Graph-Jigsaw Conditioned Diffusion Model for Skeleton-based Video Anomaly Detection
Ali Karami, Thi Kieu Khanh Ho, Narges Armanfard
TL;DR
The paper tackles skeleton-based video anomaly detection (SVAD) by addressing three core challenges: capturing spatio-temporal dependencies among joints, recognizing region-specific discrepancies in motion, and accounting for the infinite variation of human actions. It introduces GiCiSAD, a lightweight framework consisting of a Graph Attention-Based Forecasting module, a Graph-level Jigsaw Puzzle Maker for self-supervised region-level discrimination, and a Graph-based Conditional Diffusion Model to generate diverse future motions conditioned on past frames. The method achieves state-of-the-art AUROC on four benchmark SVAD datasets while using up to 40% fewer parameters than prior unsupervised approaches, highlighting both effectiveness and efficiency. By combining dynamic graph learning, challenging graph-level self-supervision, and diffusion-based diverse generation, GiCiSAD robustly detects anomalies across varied motions and regions, with practical potential for real-time surveillance applications.
Abstract
Skeleton-based video anomaly detection (SVAD) is a crucial task in computer vision. Accurately identifying abnormal patterns or events enables operators to promptly detect suspicious activities, thereby enhancing safety. Achieving this demands a comprehensive understanding of human motions, both at body and region levels, while also accounting for the wide variations of performing a single action.

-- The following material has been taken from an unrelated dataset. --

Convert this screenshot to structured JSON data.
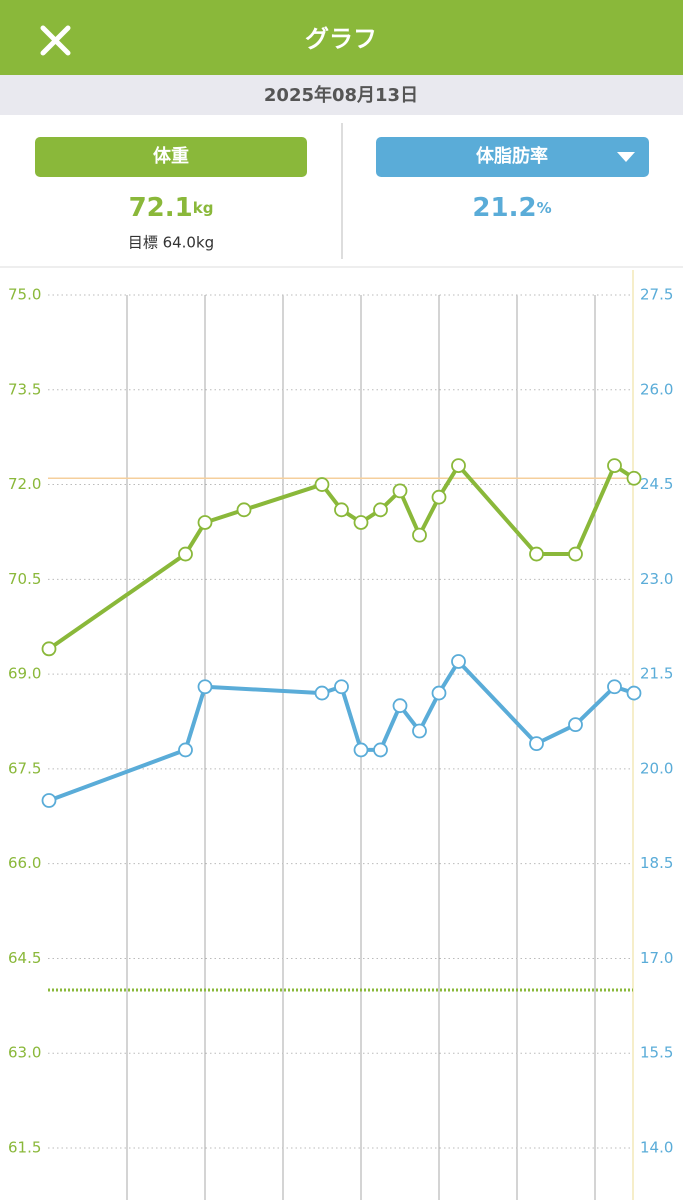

However, existing studies fail to simultaneously address these crucial properties. This paper introduces a novel, practical and lightweight framework, namely Graph-Jigsaw Conditioned Diffusion Model for Skeleton-based Video Anomaly Detection (GiCiSAD) to overcome the challenges associated with SVAD. GiCiSAD consists of three novel modules: the Graph Attention-based Forecasting module to capture the spatio-temporal dependencies inherent in the data, the Graph-level Jigsaw Puzzle Maker module to distinguish subtle region-level discrepancies between normal and abnormal motions, and the Graph-based Conditional Diffusion model to generate a wide spectrum of human motions. Extensive experiments on four widely used skeleton-based video datasets show that GiCiSAD outperforms existing methods with significantly fewer training parameters, establishing it as the new state-of-the-art.